Years ago, when I taught at Ch’ooshgai Community School on the Navajo Nation, the students there had a reputation for playing rough, but when it came to it, they had big hearts. Like students at all schools, they resented the Special Ed students for being given lighter work for the same grades. However when a little Down’s syndrome girl showed up at school, she became a celebrity.
Yvonne was one of the handful of students who stayed in the Special Ed room instead of attending at least some regular classes. In spite if this, like every other student in school, she was supposed to take her seat and stay there when she came to class, and that meant that she was supposed to be in her seat when the door was open and kids were in the hall.
That was an utter impossibility for Yvonne. She was endlessly in the doorway with her hopelessly smeared glasses, swinging her leg like a ballerina at the bar, waving and calling out cheerfully to the passing students. I would hear time and again from across the hall: “Yvonne! Where are you supposed to be?” and, “Yvonne, take your seat!” Kids liked her, even if they did call her names.
One day, she grandly sang out a little rhyme:
“Your butt’s too big, your butt’s too big,
No matter what you do, your butt’s too big…”
“Yvonne! Get to your seat, now!”
But before everyone was in class, I heard:
“Your butt’s too big, your butt’s too big,
No matter what you do, your butt’s too big…”
Soon, passing students were taking up the chant each time they saw her in the doorway. “Whose butt is too big?” became the burning student question. The Special Ed teacher’s? She’s got a big enough butt, they said. No. It had to be the old witch from the Office. Or was it a particular student? They would ask Yvonne.
And her reply was:
“Whose butt’s too big? Whose butt’s too big?

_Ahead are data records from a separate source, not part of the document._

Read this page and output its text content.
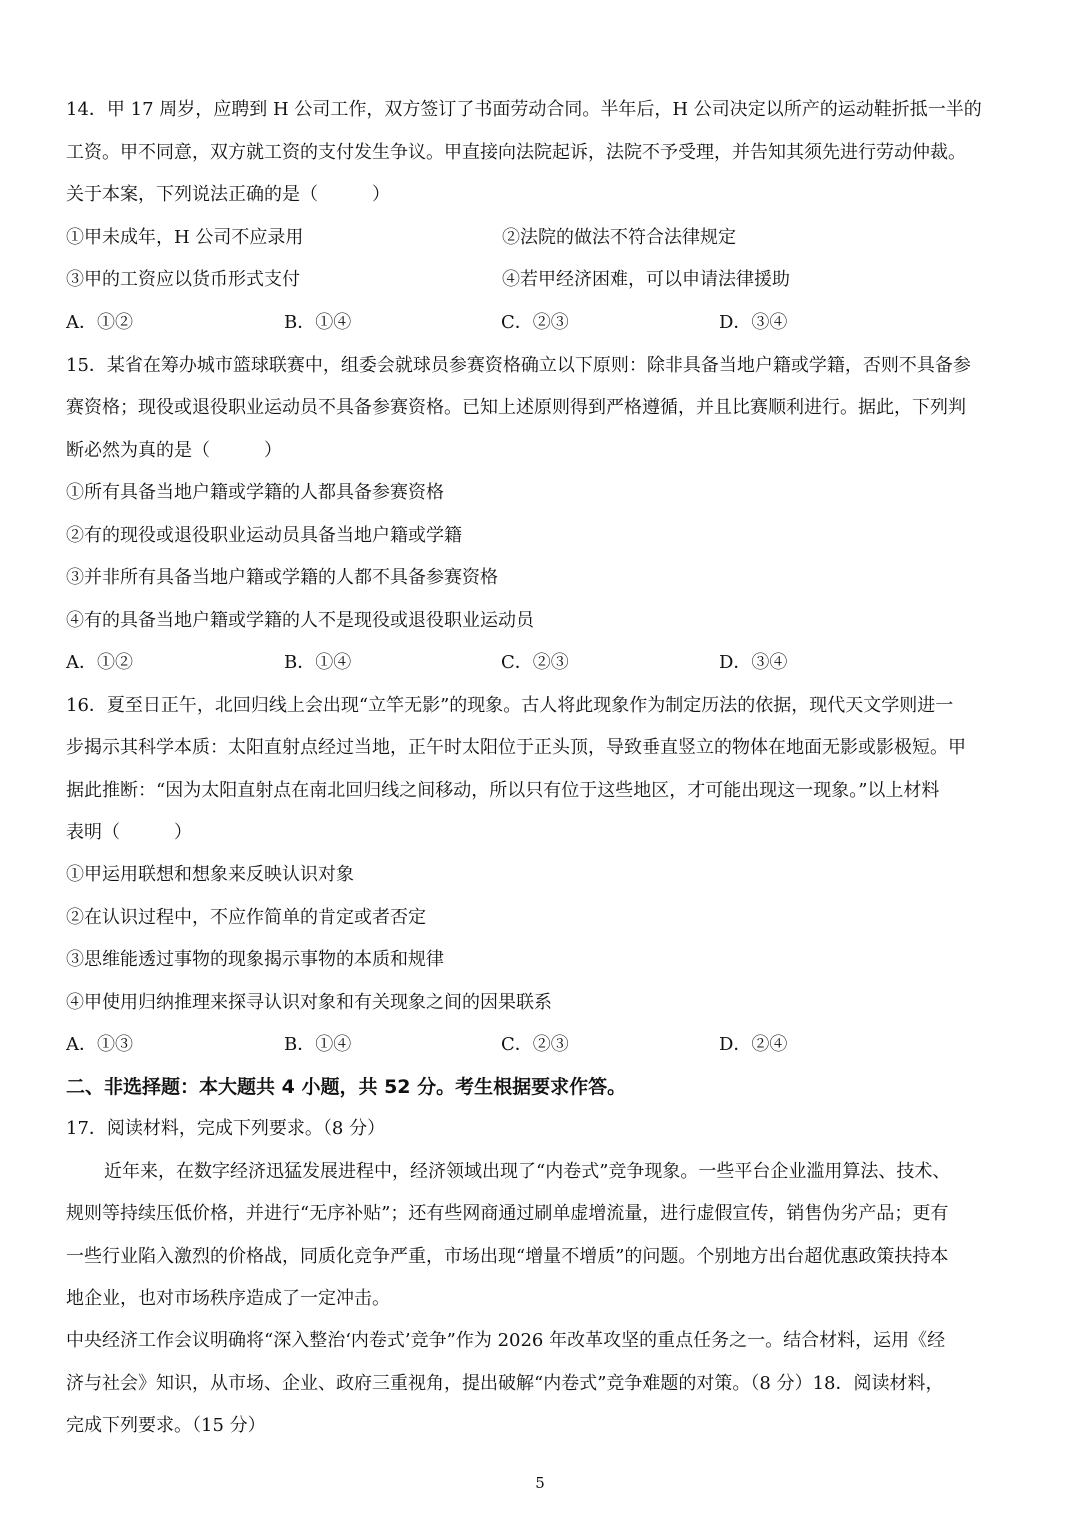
14．甲 17 周岁，应聘到 H 公司工作，双方签订了书面劳动合同。半年后，H 公司决定以所产的运动鞋折抵一半的
工资。甲不同意，双方就工资的支付发生争议。甲直接向法院起诉，法院不予受理，并告知其须先进行劳动仲裁。
关于本案，下列说法正确的是（　　　）
①甲未成年，H 公司不应录用	②法院的做法不符合法律规定
③甲的工资应以货币形式支付	④若甲经济困难，可以申请法律援助
A．①②	B．①④	C．②③	D．③④
15．某省在筹办城市篮球联赛中，组委会就球员参赛资格确立以下原则：除非具备当地户籍或学籍，否则不具备参
赛资格；现役或退役职业运动员不具备参赛资格。已知上述原则得到严格遵循，并且比赛顺利进行。据此，下列判
断必然为真的是（　　　）
①所有具备当地户籍或学籍的人都具备参赛资格
②有的现役或退役职业运动员具备当地户籍或学籍
③并非所有具备当地户籍或学籍的人都不具备参赛资格
④有的具备当地户籍或学籍的人不是现役或退役职业运动员
A．①②	B．①④	C．②③	D．③④
16．夏至日正午，北回归线上会出现“立竿无影”的现象。古人将此现象作为制定历法的依据，现代天文学则进一
步揭示其科学本质：太阳直射点经过当地，正午时太阳位于正头顶，导致垂直竖立的物体在地面无影或影极短。甲
据此推断：“因为太阳直射点在南北回归线之间移动，所以只有位于这些地区，才可能出现这一现象。”以上材料
表明（　　　）
①甲运用联想和想象来反映认识对象
②在认识过程中，不应作简单的肯定或者否定
③思维能透过事物的现象揭示事物的本质和规律
④甲使用归纳推理来探寻认识对象和有关现象之间的因果联系
A．①③	B．①④	C．②③	D．②④
二、非选择题：本大题共 4 小题，共 52 分。考生根据要求作答。
17．阅读材料，完成下列要求。（8 分）
近年来，在数字经济迅猛发展进程中，经济领域出现了“内卷式”竞争现象。一些平台企业滥用算法、技术、
规则等持续压低价格，并进行“无序补贴”；还有些网商通过刷单虚增流量，进行虚假宣传，销售伪劣产品；更有
一些行业陷入激烈的价格战，同质化竞争严重，市场出现“增量不增质”的问题。个别地方出台超优惠政策扶持本
地企业，也对市场秩序造成了一定冲击。
中央经济工作会议明确将“深入整治‘内卷式’竞争”作为 2026 年改革攻坚的重点任务之一。结合材料，运用《经
济与社会》知识，从市场、企业、政府三重视角，提出破解“内卷式”竞争难题的对策。（8 分）18．阅读材料，
完成下列要求。（15 分）
5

If you don’t know, your butt’s too big.
Your butt’s too big, your butt’s too big,
No matter what you do, your butt’s too big…”
One noon, Yvonne came marching down the hallway with all of the verve and poise of a first string cheerleader, followed by the entire student body, chanting at the top of their lungs, the kids near the walls pounding the locker doors in time:
“Your butt’s too big! your butt’s too big!
No matter what you do, your butt’s too big…!”
The following noon, the Special Ed door stayed closed. There was a brief interlude of students chanting: “Y-vonne! Y-vonne! Y-vonne! Y-vonne!” but every noon thereafter, the Special Ed door remained shut. Even so, I seldom heard a day go by without at least someone chanting a verse of Your Butt’s too Big, all the way to the end of the school year.
So in spite of the best efforts of Special Ed, Yvonne may well have become the most specially remembered of all the students in her class.